Die Tochter der Dirne
lehnte es ab, sich oder seine Gefühle zu verbergen.
Als sie auf die Gruppe der Maskierten am Ende der Halle zuging, folgte er ihr mit seinem Blick. Nun, da sie wusste, dass er sie beobachtete, bemerkte sie, dass unter Agnes’ Kostüm ihre Knöchel zu sehen waren und es ihr um die Hüften zu weit war. Sie kehrte ihm den Rücken zu und berührte ihre Kapuze, um sicherzugehen, dass ihr Haar bedeckt war. Eine einzige schwarze Locke würde genügen, um sie zu verraten.

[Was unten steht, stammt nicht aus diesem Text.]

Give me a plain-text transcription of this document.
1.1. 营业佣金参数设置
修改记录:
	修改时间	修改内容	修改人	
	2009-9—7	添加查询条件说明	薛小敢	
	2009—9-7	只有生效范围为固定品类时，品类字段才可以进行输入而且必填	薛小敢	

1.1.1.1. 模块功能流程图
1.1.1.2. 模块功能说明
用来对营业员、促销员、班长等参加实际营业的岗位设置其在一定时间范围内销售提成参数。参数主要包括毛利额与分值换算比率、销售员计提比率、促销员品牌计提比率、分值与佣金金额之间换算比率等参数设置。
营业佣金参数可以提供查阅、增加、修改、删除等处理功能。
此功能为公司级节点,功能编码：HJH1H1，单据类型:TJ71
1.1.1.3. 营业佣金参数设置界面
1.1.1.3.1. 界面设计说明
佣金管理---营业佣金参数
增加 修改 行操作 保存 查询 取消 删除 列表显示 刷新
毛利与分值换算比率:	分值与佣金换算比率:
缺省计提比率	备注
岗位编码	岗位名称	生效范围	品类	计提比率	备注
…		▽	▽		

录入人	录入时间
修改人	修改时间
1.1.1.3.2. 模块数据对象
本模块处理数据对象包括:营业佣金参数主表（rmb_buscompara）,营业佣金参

Der Herold des Königs bat um Ruhe, und sie widmete ihre Aufmerksamkeit dem lebenden Tableau. Wie ein Spiegelbild stellte die Szenerie den König dar, der sie beobachtete. Ein falscher König saß auf einem nachgebauten Thron. Himmlische Wesen in Blau umgaben ihn, wilde Tiere lagerten sich ihm zu Füßen.

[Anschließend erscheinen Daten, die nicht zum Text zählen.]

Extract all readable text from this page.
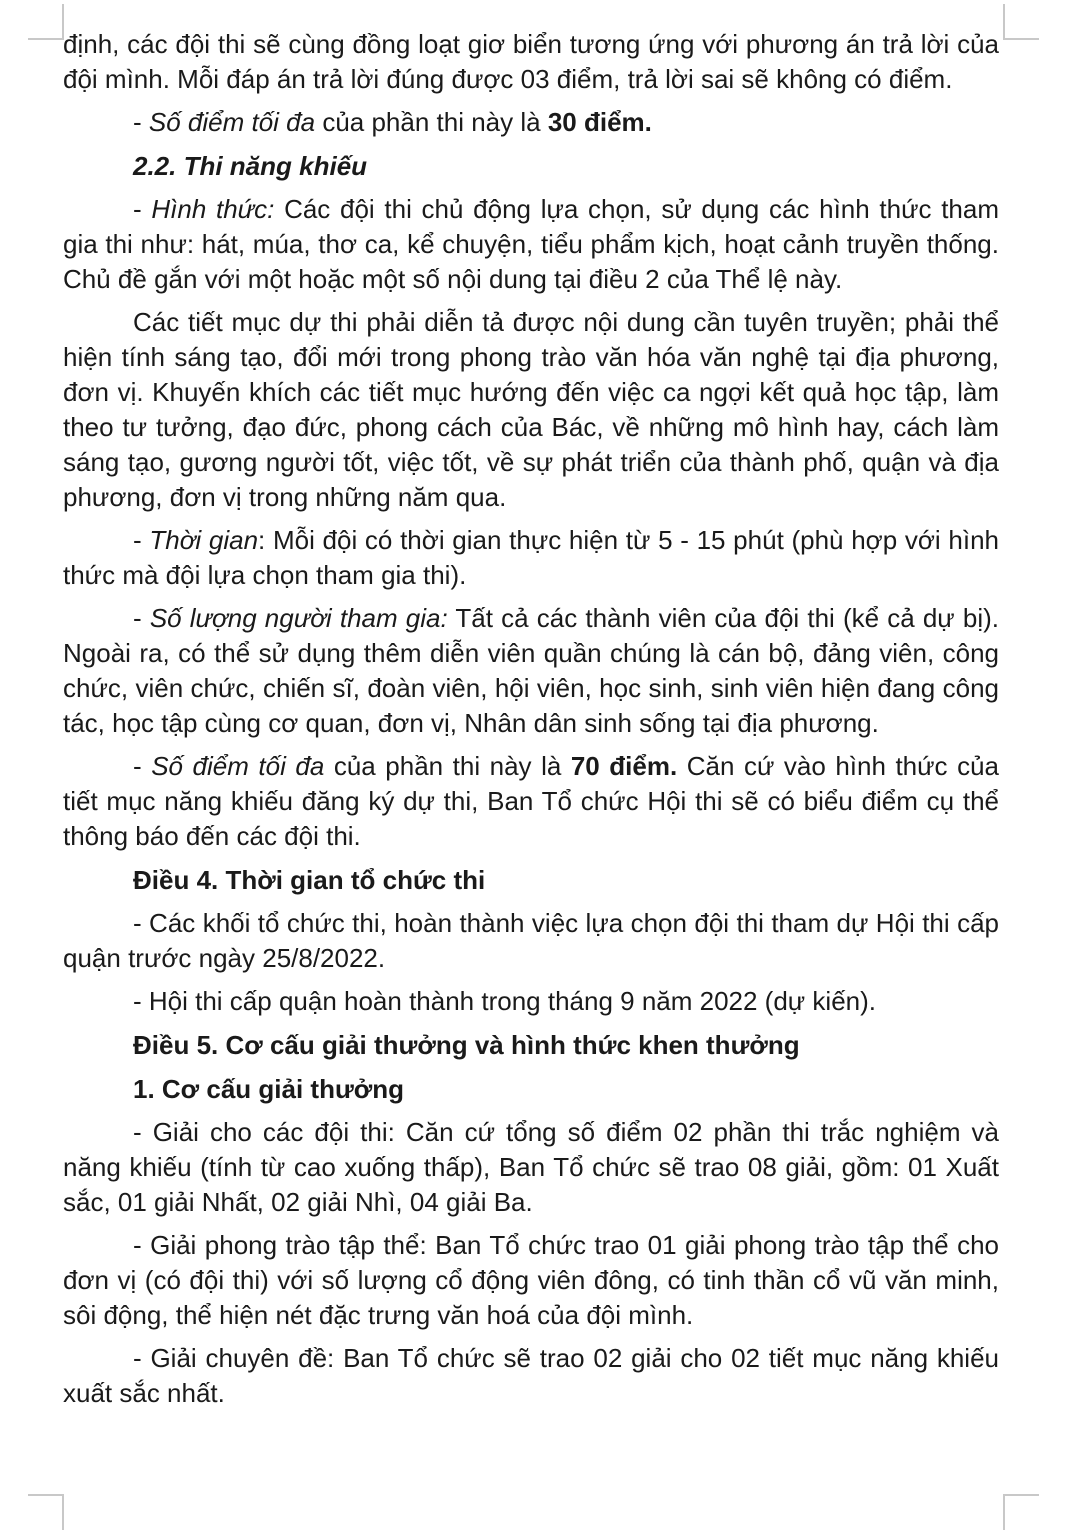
định, các đội thi sẽ cùng đồng loạt giơ biển tương ứng với phương án trả lời của đội mình. Mỗi đáp án trả lời đúng được 03 điểm, trả lời sai sẽ không có điểm.

- Số điểm tối đa của phần thi này là 30 điểm.

2.2. Thi năng khiếu

- Hình thức: Các đội thi chủ động lựa chọn, sử dụng các hình thức tham gia thi như: hát, múa, thơ ca, kể chuyện, tiểu phẩm kịch, hoạt cảnh truyền thống. Chủ đề gắn với một hoặc một số nội dung tại điều 2 của Thể lệ này.

Các tiết mục dự thi phải diễn tả được nội dung cần tuyên truyền; phải thể hiện tính sáng tạo, đổi mới trong phong trào văn hóa văn nghệ tại địa phương, đơn vị. Khuyến khích các tiết mục hướng đến việc ca ngợi kết quả học tập, làm theo tư tưởng, đạo đức, phong cách của Bác, về những mô hình hay, cách làm sáng tạo, gương người tốt, việc tốt, về sự phát triển của thành phố, quận và địa phương, đơn vị trong những năm qua.

- Thời gian: Mỗi đội có thời gian thực hiện từ 5 - 15 phút (phù hợp với hình thức mà đội lựa chọn tham gia thi).

- Số lượng người tham gia: Tất cả các thành viên của đội thi (kể cả dự bị). Ngoài ra, có thể sử dụng thêm diễn viên quần chúng là cán bộ, đảng viên, công chức, viên chức, chiến sĩ, đoàn viên, hội viên, học sinh, sinh viên hiện đang công tác, học tập cùng cơ quan, đơn vị, Nhân dân sinh sống tại địa phương.

- Số điểm tối đa của phần thi này là 70 điểm. Căn cứ vào hình thức của tiết mục năng khiếu đăng ký dự thi, Ban Tổ chức Hội thi sẽ có biểu điểm cụ thể thông báo đến các đội thi.

Điều 4. Thời gian tổ chức thi

- Các khối tổ chức thi, hoàn thành việc lựa chọn đội thi tham dự Hội thi cấp quận trước ngày 25/8/2022.

- Hội thi cấp quận hoàn thành trong tháng 9 năm 2022 (dự kiến).

Điều 5. Cơ cấu giải thưởng và hình thức khen thưởng
1. Cơ cấu giải thưởng

- Giải cho các đội thi: Căn cứ tổng số điểm 02 phần thi trắc nghiệm và năng khiếu (tính từ cao xuống thấp), Ban Tổ chức sẽ trao 08 giải, gồm: 01 Xuất sắc, 01 giải Nhất, 02 giải Nhì, 04 giải Ba.

- Giải phong trào tập thể: Ban Tổ chức trao 01 giải phong trào tập thể cho đơn vị (có đội thi) với số lượng cổ động viên đông, có tinh thần cổ vũ văn minh, sôi động, thể hiện nét đặc trưng văn hoá của đội mình.

- Giải chuyên đề: Ban Tổ chức sẽ trao 02 giải cho 02 tiết mục năng khiếu xuất sắc nhất.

Als sie ihren Platz einnahm, schien ihr der Hof ebenso Fassade zu sein wie dieses Spiel, schön an der Oberfläche, doch die wahre Natur jedes Mitspielers blieb verborgen. Während sie am Fuße des falschen Throns kniete und den Applaus hörte, fragte sie sich, welcher Mitspieler wohl das Gewand von Agnes’ Liebhaber trug.

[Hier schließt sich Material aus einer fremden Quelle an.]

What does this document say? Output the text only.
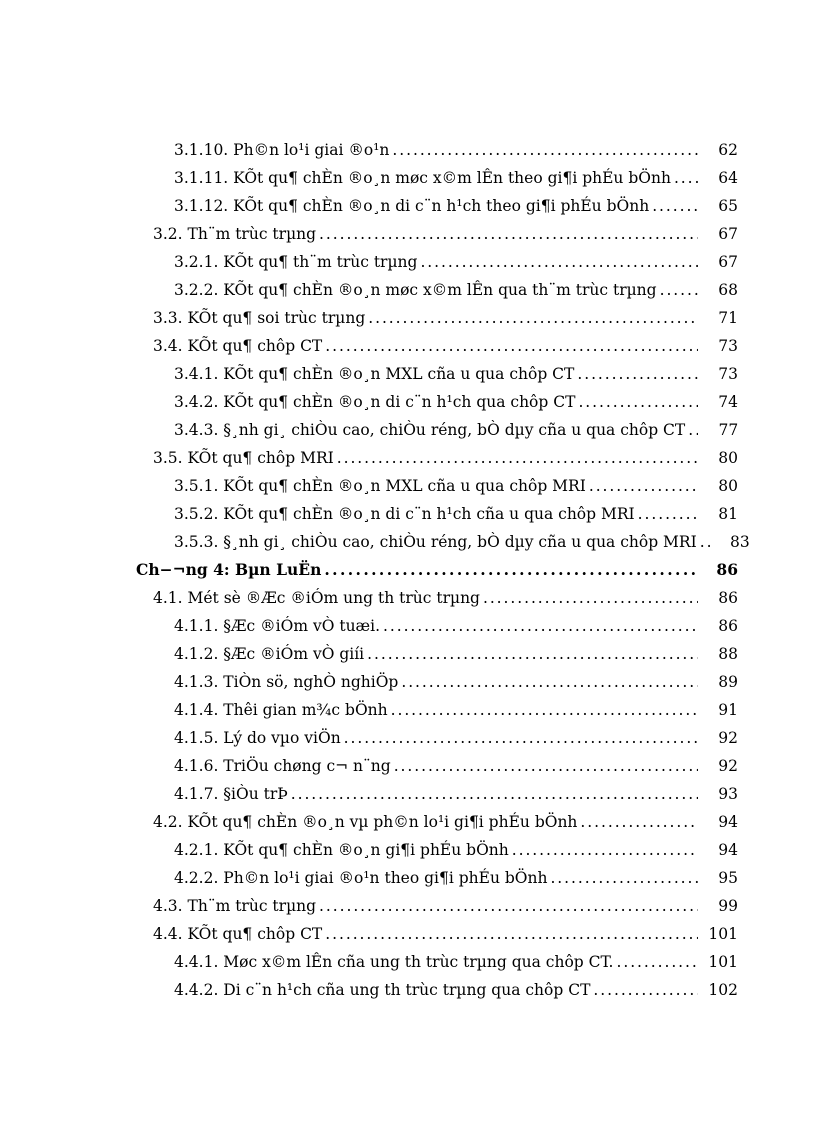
3.1.10. Ph©n lo¹i giai ®o¹n . . .	62
3.1.11. KÕt qu¶ chÈn ®o¸n møc x©m lÊn theo gi¶i phÉu bÖnh . . .	64
3.1.12. KÕt qu¶ chÈn ®o¸n di c¨n h¹ch theo gi¶i phÉu bÖnh . . .	65
3.2. Th¨m trùc trµng . . .	67
3.2.1. KÕt qu¶ th¨m trùc trµng . . .	67
3.2.2. KÕt qu¶ chÈn ®o¸n møc x©m lÊn qua th¨m trùc trµng . . .	68
3.3. KÕt qu¶ soi trùc trµng . . .	71
3.4. KÕt qu¶ chôp CT . . .	73
3.4.1. KÕt qu¶ chÈn ®o¸n MXL cña u qua chôp CT . . .	73
3.4.2. KÕt qu¶ chÈn ®o¸n di c¨n h¹ch qua chôp CT . . .	74
3.4.3. §¸nh gi¸ chiÒu cao, chiÒu réng, bÒ dµy cña u qua chôp CT . . .	77
3.5. KÕt qu¶ chôp MRI . . .	80
3.5.1. KÕt qu¶ chÈn ®o¸n MXL cña u qua chôp MRI . . .	80
3.5.2. KÕt qu¶ chÈn ®o¸n di c¨n h¹ch cña u qua chôp MRI . . .	81
3.5.3. §¸nh gi¸ chiÒu cao, chiÒu réng, bÒ dµy cña u qua chôp MRI . . .	83
Ch−¬ng 4: Bµn LuËn . . .	86
4.1. Mét sè ®Æc ®iÓm ung th trùc trµng . . .	86
4.1.1. §Æc ®iÓm vÒ tuæi. . . .	86
4.1.2. §Æc ®iÓm vÒ giíi . . .	88
4.1.3. TiÒn sö, nghÒ nghiÖp . . .	89
4.1.4. Thêi gian m¾c bÖnh . . .	91
4.1.5. Lý do vµo viÖn . . .	92
4.1.6. TriÖu chøng c¬ n¨ng . . .	92
4.1.7. §iÒu trÞ . . .	93
4.2. KÕt qu¶ chÈn ®o¸n vµ ph©n lo¹i gi¶i phÉu bÖnh . . .	94
4.2.1. KÕt qu¶ chÈn ®o¸n gi¶i phÉu bÖnh . . .	94
4.2.2. Ph©n lo¹i giai ®o¹n theo gi¶i phÉu bÖnh . . .	95
4.3. Th¨m trùc trµng . . .	99
4.4. KÕt qu¶ chôp CT . . .	101
4.4.1. Møc x©m lÊn cña ung th trùc trµng qua chôp CT. . . .	101
4.4.2. Di c¨n h¹ch cña ung th trùc trµng qua chôp CT . . .	102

„Aufstehen. Jetzt“, flüsterte jemand hinter ihr.
Die anderen Spieler gingen ins Publikum und zogen einige der Zuschauer mit sich auf die Szene. Als Solay aufstand, um es ihnen gleichzutun, erspähte sie durch die Schlitze in der Kapuze ein dunkelblaues Gewand. Um sie herum gesellten sich lachende Frauen und Männer zu dem hübschen Bild und stellten sich auf wie Statuen. Sie hatte Angst, aufzusehen, dann sah sie eine Hand, umfasste sie und zog.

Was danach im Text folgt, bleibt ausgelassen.